To an extent, it served me very well professionally, but that many years of living a relatively unhealthy lifestyle with many unresolved emotions took a toll on me now when I was experiencing all these personal setbacks. After about 6 months into the process, one evening I realized that I had gotten so far away from myself that I didn’t recognize who I was anymore. The behaviors which I experienced that night were the lowest of the low. That was a defining moment when I knew that something had to change. I also knew that it wasn’t going to change unless I did something about it and took matters into my own hands.
Once I finally admitted to myself that everything was not OK, I asked for help from a therapist, and from trusted friends who offered to listen. Much like in the story of Michael Phelps, I realized that I was lost, didn’t trust myself, and definitely didn’t love myself. I had let these negative emotions and extreme stress I was under take over my life and my relationships with others. I was looking to others for validation and love instead of myself. I had a lot of built up emotions that had not been dealt with, which ultimately resulted in a few outbursts- which of course I regretted immediately afterwards.

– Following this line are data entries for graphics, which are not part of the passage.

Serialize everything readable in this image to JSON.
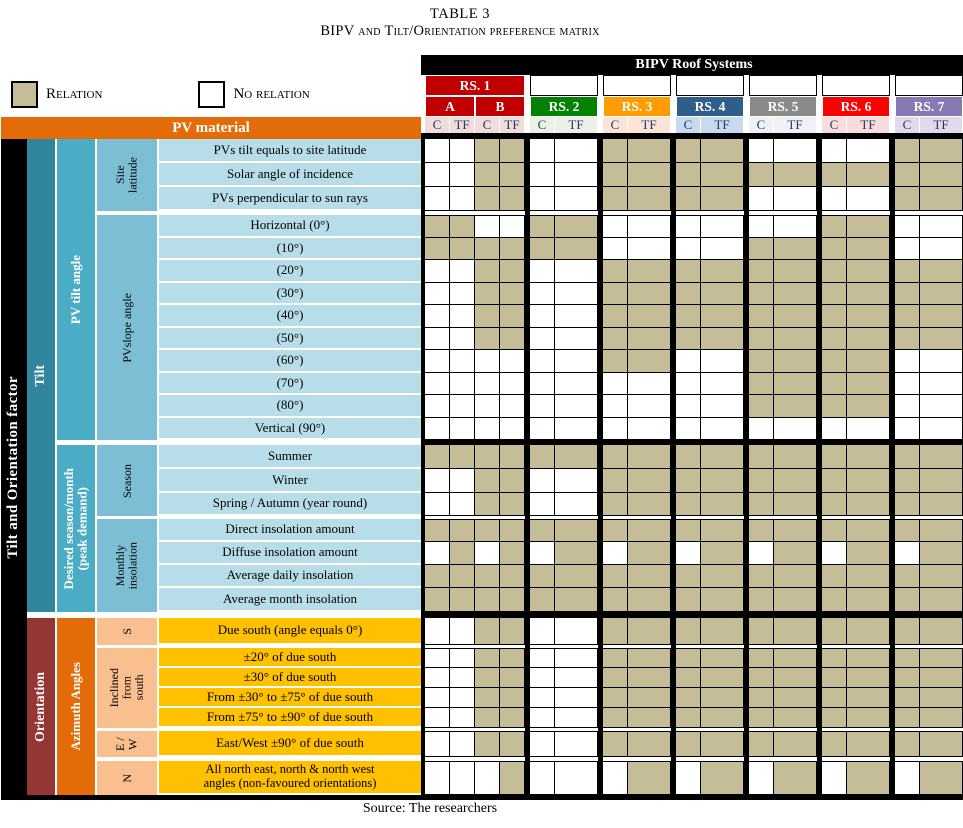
{
  "title": "TABLE 3",
  "subtitle": "BIPV and Tilt/Orientation preference matrix",
  "source": "Source:  The researchers",
  "legend": {
    "relation": "Relation",
    "no_relation": "No relation"
  },
  "colors": {
    "relation_fill": "#C4BD97",
    "no_relation_fill": "#FFFFFF",
    "pv_material_bar": "#E36C09",
    "factor_column": "#000000",
    "tilt_section": "#31859C",
    "orientation_section": "#943634",
    "tilt_subsection": "#4BACC6",
    "azimuth_subsection": "#E36C09",
    "tilt_subsub": "#7CBFD4",
    "orientation_subsub": "#FABF8F",
    "tilt_label_bg": "#B7DEE8",
    "orientation_label_bg": "#FFC000"
  },
  "header": {
    "roof_systems_title": "BIPV Roof Systems",
    "pv_material": "PV material",
    "material_cols": [
      "C",
      "TF"
    ],
    "systems": [
      {
        "name": "RS. 1",
        "color": "#C00000",
        "tint": "#F2DCDB",
        "subs": [
          "A",
          "B"
        ]
      },
      {
        "name": "RS. 2",
        "color": "#038103",
        "tint": "#EBF1E4"
      },
      {
        "name": "RS. 3",
        "color": "#FF9C00",
        "tint": "#FCE4D9"
      },
      {
        "name": "RS. 4",
        "color": "#2F5E8A",
        "tint": "#C7DAF0"
      },
      {
        "name": "RS. 5",
        "color": "#8A8A8A",
        "tint": "#EFF1F4"
      },
      {
        "name": "RS. 6",
        "color": "#FF0000",
        "tint": "#FADCDC"
      },
      {
        "name": "RS. 7",
        "color": "#8878B4",
        "tint": "#E0DAEC"
      }
    ]
  },
  "left": {
    "factor": "Tilt and Orientation factor",
    "sections": [
      {
        "id": "tilt",
        "label": "Tilt",
        "row_start": 0,
        "row_end": 19
      },
      {
        "id": "orientation",
        "label": "Orientation",
        "row_start": 20,
        "row_end": 26
      }
    ],
    "subsections": [
      {
        "id": "pv-tilt-angle",
        "label": "PV tilt angle",
        "group": "tilt",
        "row_start": 0,
        "row_end": 12
      },
      {
        "id": "desired-season",
        "label": "Desired season/month\n(peak demand)",
        "group": "tilt",
        "row_start": 13,
        "row_end": 19
      },
      {
        "id": "azimuth-angles",
        "label": "Azimuth Angles",
        "group": "orientation",
        "row_start": 20,
        "row_end": 26
      }
    ],
    "subsubs": [
      {
        "id": "site-latitude",
        "label": "Site\nlatitude",
        "group": "tilt",
        "row_start": 0,
        "row_end": 2
      },
      {
        "id": "pv-slope-angle",
        "label": "PVslope angle",
        "group": "tilt",
        "row_start": 3,
        "row_end": 12
      },
      {
        "id": "season",
        "label": "Season",
        "group": "tilt",
        "row_start": 13,
        "row_end": 15
      },
      {
        "id": "monthly-insolation",
        "label": "Monthly\ninsolation",
        "group": "tilt",
        "row_start": 16,
        "row_end": 19
      },
      {
        "id": "south",
        "label": "S",
        "group": "orientation",
        "row_start": 20,
        "row_end": 20
      },
      {
        "id": "inclined-from-south",
        "label": "Inclined\nfrom\nsouth",
        "group": "orientation",
        "row_start": 21,
        "row_end": 24
      },
      {
        "id": "east-west",
        "label": "E / W",
        "group": "orientation",
        "row_start": 25,
        "row_end": 25
      },
      {
        "id": "north",
        "label": "N",
        "group": "orientation",
        "row_start": 26,
        "row_end": 26
      }
    ]
  },
  "rows": [
    {
      "label": "PVs tilt equals to site latitude",
      "section": "tilt"
    },
    {
      "label": "Solar angle of incidence",
      "section": "tilt"
    },
    {
      "label": "PVs perpendicular to sun rays",
      "section": "tilt"
    },
    {
      "label": "Horizontal (0°)",
      "section": "tilt"
    },
    {
      "label": "(10°)",
      "section": "tilt"
    },
    {
      "label": "(20°)",
      "section": "tilt"
    },
    {
      "label": "(30°)",
      "section": "tilt"
    },
    {
      "label": "(40°)",
      "section": "tilt"
    },
    {
      "label": "(50°)",
      "section": "tilt"
    },
    {
      "label": "(60°)",
      "section": "tilt"
    },
    {
      "label": "(70°)",
      "section": "tilt"
    },
    {
      "label": "(80°)",
      "section": "tilt"
    },
    {
      "label": "Vertical (90°)",
      "section": "tilt"
    },
    {
      "label": "Summer",
      "section": "tilt"
    },
    {
      "label": "Winter",
      "section": "tilt"
    },
    {
      "label": "Spring / Autumn (year round)",
      "section": "tilt"
    },
    {
      "label": "Direct insolation amount",
      "section": "tilt"
    },
    {
      "label": "Diffuse insolation amount",
      "section": "tilt"
    },
    {
      "label": "Average daily insolation",
      "section": "tilt"
    },
    {
      "label": "Average month insolation",
      "section": "tilt"
    },
    {
      "label": "Due south (angle equals 0°)",
      "section": "orientation"
    },
    {
      "label": "±20° of due south",
      "section": "orientation"
    },
    {
      "label": "±30° of due south",
      "section": "orientation"
    },
    {
      "label": "From ±30° to ±75° of due south",
      "section": "orientation"
    },
    {
      "label": "From ±75° to ±90° of due south",
      "section": "orientation"
    },
    {
      "label": "East/West ±90° of due south",
      "section": "orientation"
    },
    {
      "label": "All north east, north & north west\nangles (non-favoured orientations)",
      "section": "orientation"
    }
  ],
  "matrix_columns": [
    "RS1-A-C",
    "RS1-A-TF",
    "RS1-B-C",
    "RS1-B-TF",
    "RS2-C",
    "RS2-TF",
    "RS3-C",
    "RS3-TF",
    "RS4-C",
    "RS4-TF",
    "RS5-C",
    "RS5-TF",
    "RS6-C",
    "RS6-TF",
    "RS7-C",
    "RS7-TF"
  ],
  "matrix": [
    [
      0,
      0,
      1,
      1,
      0,
      0,
      1,
      1,
      1,
      1,
      0,
      0,
      0,
      0,
      1,
      1
    ],
    [
      0,
      0,
      1,
      1,
      0,
      0,
      1,
      1,
      1,
      1,
      1,
      1,
      1,
      1,
      1,
      1
    ],
    [
      0,
      0,
      1,
      1,
      0,
      0,
      1,
      1,
      1,
      1,
      0,
      0,
      0,
      0,
      1,
      1
    ],
    [
      1,
      1,
      0,
      0,
      1,
      1,
      0,
      0,
      0,
      0,
      0,
      0,
      1,
      1,
      0,
      0
    ],
    [
      1,
      1,
      1,
      1,
      1,
      1,
      0,
      0,
      0,
      0,
      1,
      1,
      1,
      1,
      0,
      0
    ],
    [
      0,
      0,
      1,
      1,
      0,
      0,
      1,
      1,
      1,
      1,
      1,
      1,
      1,
      1,
      1,
      1
    ],
    [
      0,
      0,
      1,
      1,
      0,
      0,
      1,
      1,
      1,
      1,
      1,
      1,
      1,
      1,
      1,
      1
    ],
    [
      0,
      0,
      1,
      1,
      0,
      0,
      1,
      1,
      1,
      1,
      1,
      1,
      1,
      1,
      1,
      1
    ],
    [
      0,
      0,
      1,
      1,
      0,
      0,
      1,
      1,
      1,
      1,
      1,
      1,
      1,
      1,
      1,
      1
    ],
    [
      0,
      0,
      0,
      0,
      0,
      0,
      1,
      1,
      0,
      0,
      1,
      1,
      1,
      1,
      0,
      0
    ],
    [
      0,
      0,
      0,
      0,
      0,
      0,
      0,
      0,
      0,
      0,
      1,
      1,
      1,
      1,
      0,
      0
    ],
    [
      0,
      0,
      0,
      0,
      0,
      0,
      0,
      0,
      0,
      0,
      1,
      1,
      1,
      1,
      0,
      0
    ],
    [
      0,
      0,
      0,
      0,
      0,
      0,
      0,
      0,
      0,
      0,
      0,
      0,
      0,
      0,
      0,
      0
    ],
    [
      1,
      1,
      1,
      1,
      1,
      1,
      1,
      1,
      1,
      1,
      1,
      1,
      1,
      1,
      1,
      1
    ],
    [
      0,
      0,
      1,
      1,
      0,
      0,
      1,
      1,
      1,
      1,
      1,
      1,
      1,
      1,
      1,
      1
    ],
    [
      0,
      0,
      1,
      1,
      0,
      0,
      1,
      1,
      1,
      1,
      1,
      1,
      1,
      1,
      1,
      1
    ],
    [
      1,
      1,
      1,
      1,
      1,
      1,
      1,
      1,
      1,
      1,
      1,
      1,
      1,
      1,
      1,
      1
    ],
    [
      0,
      1,
      0,
      1,
      0,
      1,
      0,
      1,
      0,
      1,
      0,
      1,
      0,
      1,
      0,
      1
    ],
    [
      1,
      1,
      1,
      1,
      1,
      1,
      1,
      1,
      1,
      1,
      1,
      1,
      1,
      1,
      1,
      1
    ],
    [
      1,
      1,
      1,
      1,
      1,
      1,
      1,
      1,
      1,
      1,
      1,
      1,
      1,
      1,
      1,
      1
    ],
    [
      0,
      0,
      1,
      1,
      0,
      0,
      1,
      1,
      1,
      1,
      1,
      1,
      1,
      1,
      1,
      1
    ],
    [
      0,
      0,
      1,
      1,
      0,
      0,
      1,
      1,
      1,
      1,
      1,
      1,
      1,
      1,
      1,
      1
    ],
    [
      0,
      0,
      1,
      1,
      0,
      0,
      1,
      1,
      1,
      1,
      1,
      1,
      1,
      1,
      1,
      1
    ],
    [
      0,
      0,
      1,
      1,
      0,
      0,
      1,
      1,
      1,
      1,
      1,
      1,
      1,
      1,
      1,
      1
    ],
    [
      0,
      0,
      1,
      1,
      0,
      0,
      1,
      1,
      1,
      1,
      1,
      1,
      1,
      1,
      1,
      1
    ],
    [
      0,
      0,
      1,
      1,
      0,
      0,
      1,
      1,
      1,
      1,
      1,
      1,
      1,
      1,
      1,
      1
    ],
    [
      0,
      0,
      0,
      1,
      0,
      0,
      0,
      1,
      0,
      1,
      0,
      1,
      0,
      1,
      0,
      1
    ]
  ]
}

So that all had to change. Therapy gave me the chance to unload everything I could never tell anyone else, and it became interesting in the process to learn more about myself and why I was feeling certain things. This was also the first time I had really opened up to anyone this way. It was an exercise in vulnerability and showing my true self, which I had never been able to successfully do in my life up to that moment. I craved deep human connections, but realized they were not possible without vulnerability. I also slowly realized that people actually liked me for who I really was, I just had to figure that out and show it to them. Easier said than done.
The battle is far from over, but the progress and transformation I have since experienced make me proud of how far I’ve come. They also make me focus inward more, and realize that time spent with yourself is extremely valuable. I am now focused on getting to know myself again, or maybe for the first time ever, and discovering what my real interests and values are, so that I can be myself with others and show the world my true, authentic self, which hopefully will be someone I’m proud of.
I know this will require much self-exploration, but this is the time to truly live life, and realize there is more to it than just work. I will always be passionate about my work, especially these days when I finally know who I am on that front. But at the same time, the process of personal self-discovery has just begun, and it may last a lifetime, but I’m excited to be on this journey now. I’m eager to discover who I really am and to show that to the world, in the most open and vulnerable way possible. Coming from a shy kid who was always afraid to be real, this is a great deal of progress.
I know that every day will continue to be a struggle, but instead of being ashamed of who I am, I will invite others to be a part of this journey with me, should they choose to do so. I will find tools to best deal with this situation. I’m also hoping to use this story to help others who might need it- to realize that this one experience does not define you, but it is a part of you and it doesn’t have to hold you back. In fact, it can be used to fuel your drive to be better and realize who you want to be. As someone who became extremely successful despite these issues, Michael Phelps exemplifies that and he will continue to be somebody I look up to in this new phase of my life.
This post represents my personal views and not the views of my employer, University of California.